What if your Windows 7 becomes corrupt and fails to boot? Most laptops and PCs today come with Windows pre-installed and the manufacturers sometimes don’t include Windows installation disc.
This is where Recovery Disk come into play. It is recommended that users create a recovery disk as soon as possible and keep it in a safe location. In case your Windows 7 fails to boot, the recovery disk can help fix the problem.
If you’re like most PC users, you
probably got Windows 7 with a new PC or laptop. And if you’re like 99%
of the population, you get your new machines from one of the major
manufacturers. Dell, Acer, HP, Toshiba, Lenovo; who all have one thing
in common: they don’t give you a real Windows 7 installation disc with
your purchase. Instead, they bundle what they call a “recovery disc”
(that’s if you’re lucky – otherwise you’ll have a recovery partition
instead) with your machine and leave it at that.
It doesn’t matter that you just paid a thousand dollars for a
machine that comes with a valid Windows 7 license – your computer
manufacturer just don’t want to spend the money (or perhaps take on the
responsibility) of giving you a Windows 7 installation DVD to accompany
your expensive purchase.
The problem is, with Windows 7, the installation media serves
more than one purpose. It’s not just a way to get Windows installed,
it’s also the only way of recovering a borked installation. The Windows 7
DVD has a complete “recovery center” that provides you with the option
of recovering your system via automated recovery (searches for problems
and attempts to fix them automatically), rolling-back to a system
restore point, recovering a full PC backup, or accessing a command-line
recovery console for advanced recovery purposes.
Thankfully, Microsoft seems to have realized this problem,
and have thankfully made a recovery disc for this purpose. It contains
the contents of the Windows 7 DVD’s “recovery center,” as we’ve come to
refer to it.
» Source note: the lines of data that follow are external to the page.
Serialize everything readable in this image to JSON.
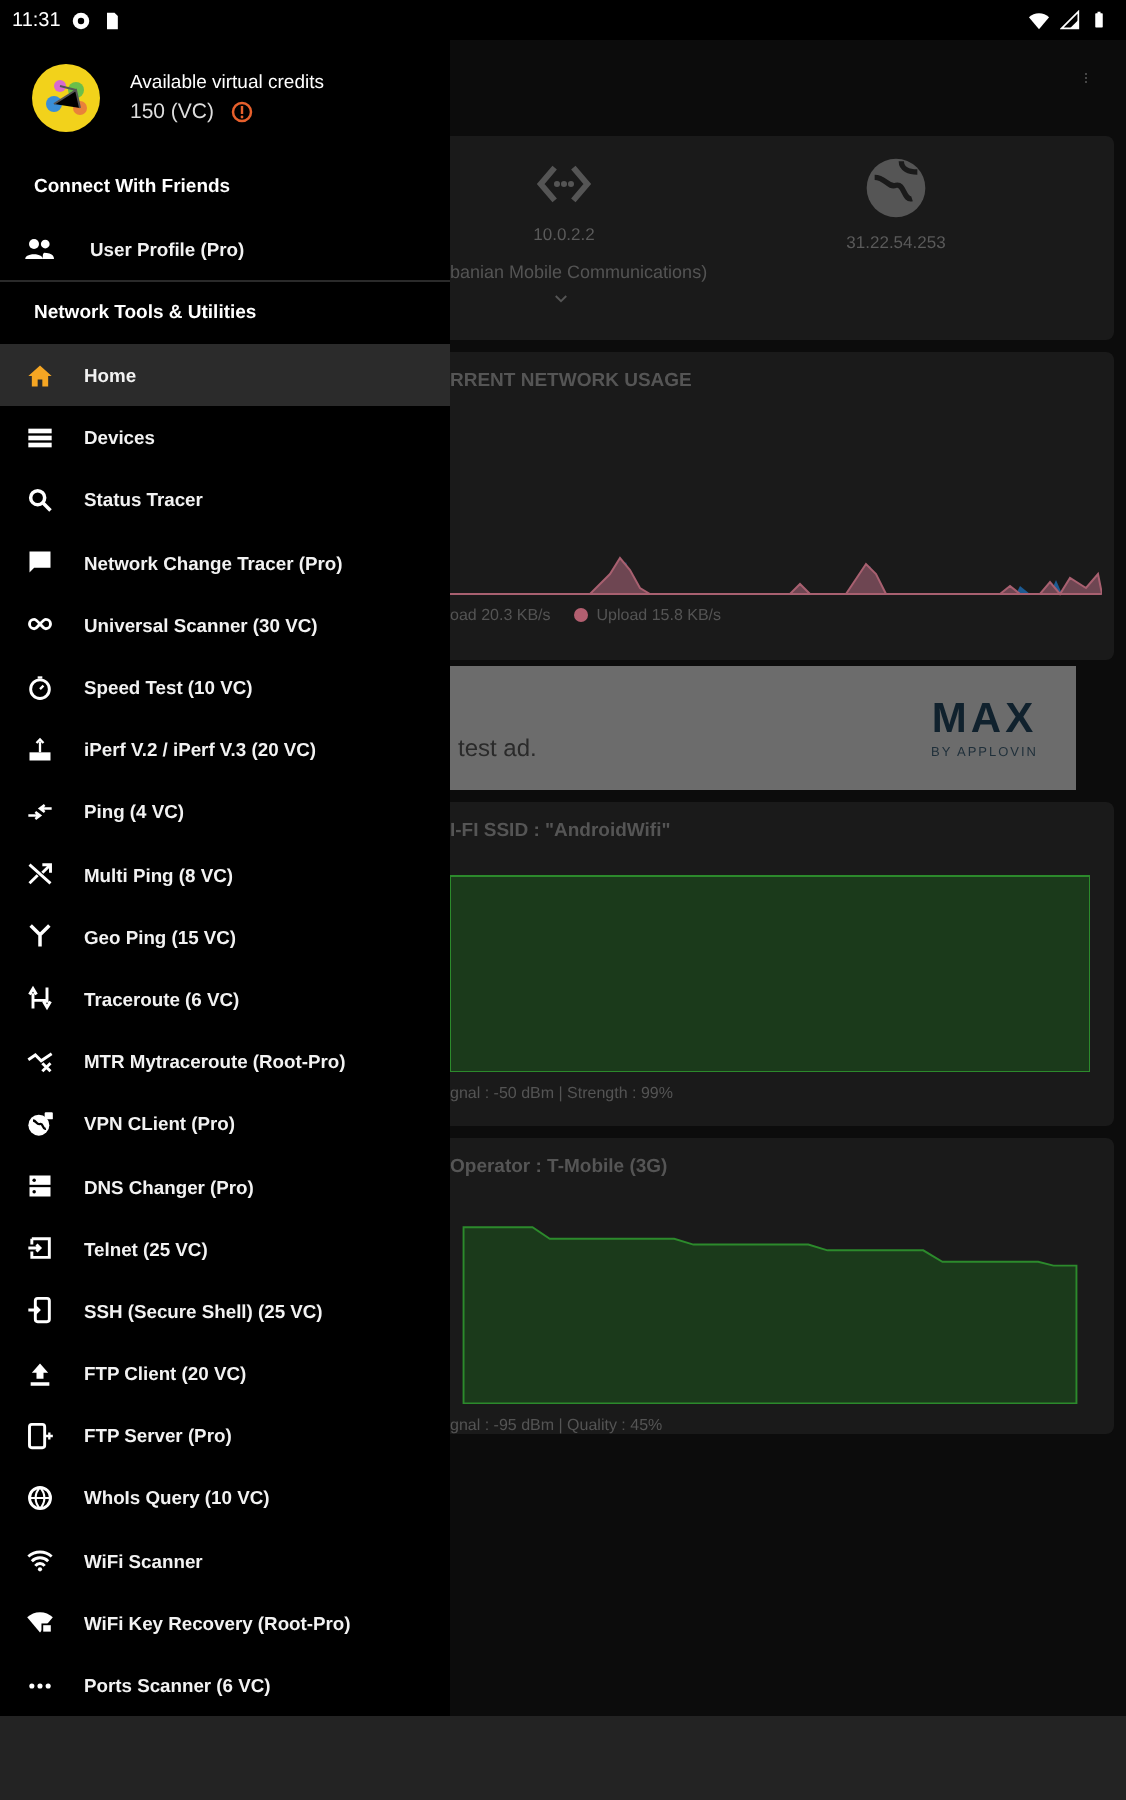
{
  "status_bar": {
    "time": "11:31"
  },
  "drawer": {
    "credits_label": "Available virtual credits",
    "credits_value": "150 (VC)",
    "friends_section": "Connect With Friends",
    "friends_items": [
      {
        "label": "User Profile (Pro)",
        "selected": false
      }
    ],
    "tools_section": "Network Tools & Utilities",
    "items": [
      {
        "label": "Home",
        "selected": true
      },
      {
        "label": "Devices",
        "selected": false
      },
      {
        "label": "Status Tracer",
        "selected": false
      },
      {
        "label": "Network Change Tracer (Pro)",
        "selected": false
      },
      {
        "label": "Universal Scanner (30 VC)",
        "selected": false
      },
      {
        "label": "Speed Test (10 VC)",
        "selected": false
      },
      {
        "label": "iPerf V.2 / iPerf V.3 (20 VC)",
        "selected": false
      },
      {
        "label": "Ping (4 VC)",
        "selected": false
      },
      {
        "label": "Multi Ping (8 VC)",
        "selected": false
      },
      {
        "label": "Geo Ping (15 VC)",
        "selected": false
      },
      {
        "label": "Traceroute (6 VC)",
        "selected": false
      },
      {
        "label": "MTR Mytraceroute (Root-Pro)",
        "selected": false
      },
      {
        "label": "VPN CLient (Pro)",
        "selected": false
      },
      {
        "label": "DNS Changer (Pro)",
        "selected": false
      },
      {
        "label": "Telnet (25 VC)",
        "selected": false
      },
      {
        "label": "SSH (Secure Shell) (25 VC)",
        "selected": false
      },
      {
        "label": "FTP Client (20 VC)",
        "selected": false
      },
      {
        "label": "FTP Server (Pro)",
        "selected": false
      },
      {
        "label": "WhoIs Query (10 VC)",
        "selected": false
      },
      {
        "label": "WiFi Scanner",
        "selected": false
      },
      {
        "label": "WiFi Key Recovery (Root-Pro)",
        "selected": false
      },
      {
        "label": "Ports Scanner (6 VC)",
        "selected": false
      }
    ]
  },
  "ip_card": {
    "local_ip": "10.0.2.2",
    "public_ip": "31.22.54.253",
    "carrier": "banian Mobile Communications)"
  },
  "usage_card": {
    "title": "RRENT NETWORK USAGE",
    "legend": [
      {
        "label": "oad 20.3  KB/s"
      },
      {
        "label": "Upload 15.8  KB/s",
        "color": "#b35f70"
      }
    ]
  },
  "ad": {
    "text": "test ad.",
    "brand": "MAX",
    "byline": "BY APPLOVIN"
  },
  "wifi_card": {
    "title": "I-FI SSID : \"AndroidWifi\"",
    "footer": "gnal : -50 dBm  |  Strength : 99%"
  },
  "cell_card": {
    "title": "Operator : T-Mobile (3G)",
    "footer": "gnal : -95 dBm  |  Quality : 45%"
  }
}
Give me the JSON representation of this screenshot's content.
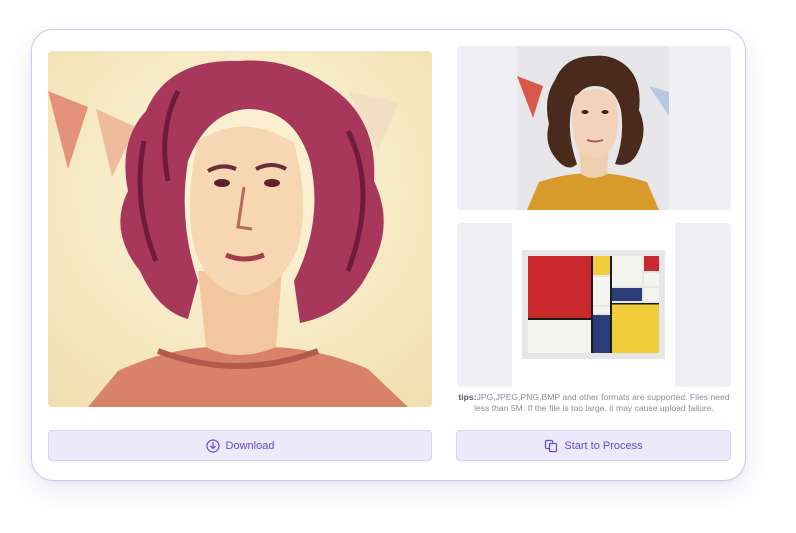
{
  "result": {
    "image_icon": "stylized-portrait-image"
  },
  "original": {
    "image_icon": "portrait-photo"
  },
  "style_reference": {
    "image_icon": "abstract-grid-painting"
  },
  "tips": {
    "label": "tips:",
    "text": "JPG,JPEG,PNG,BMP and other formats are supported. Files need less than 5M. If the file is too large, it may cause upload failure."
  },
  "actions": {
    "download_label": "Download",
    "download_icon": "download-circle-icon",
    "process_label": "Start to Process",
    "process_icon": "copy-process-icon"
  },
  "colors": {
    "accent": "#5b4fd6",
    "button_bg": "#ece9fb",
    "card_border": "#cbc5ef",
    "panel_bg": "#efeff4"
  }
}
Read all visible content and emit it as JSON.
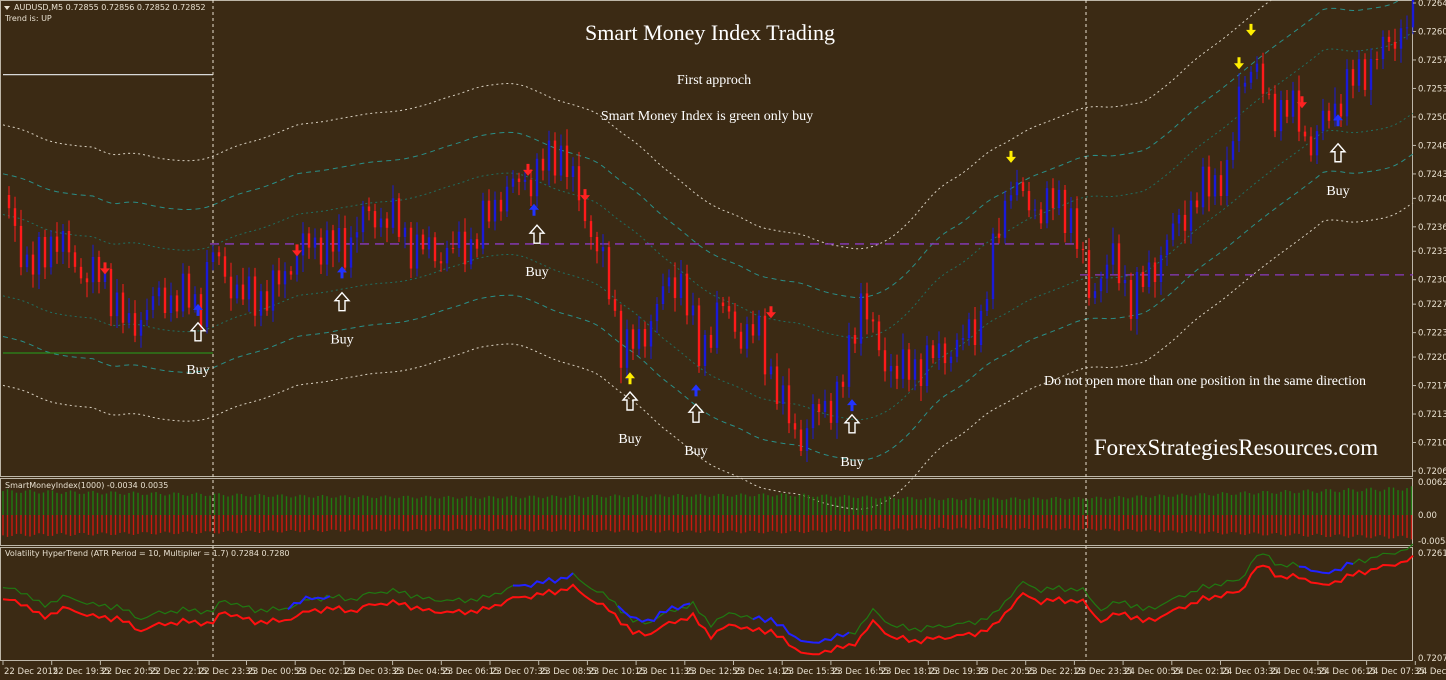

It cannot be used to install or reinstall Windows 7, and
just serves as a Windows PE interface to recovering your PC.
Technically, one could re-create this installation media with
freely-downloadable media from Microsoft (namely the Microsoft WAIK kit,
a multi-gigabyte download); but it’s damn-decent of Microsoft to make
this available to Windows’ users who might not be capable of creating
such a thing on their own. You can make your own copy from Windows 7
Ultimate Edition, but now you have an easier alternative.
It’s a 143 MB download (165 MiB for the 64-bit version), and
in the standard ISO format, ready to burned directly to a CD or DVD.
Don’t wait until your PC crashes to download a copy! Download and burn
your recovery disc today, so that when the time comes, you’ll be ready!
What it does: The Windows 7 Recovery Disc can be used to
access a system recovery menu, giving you options of using System
Restore, Complete PC Backup, automated system repair, and a command-line
prompt for manual advanced recovery.
What it doesn’t do: You cannot use the Windows 7 Recovery Disc to re-install Windows – it only fixes (not replaces!) Windows.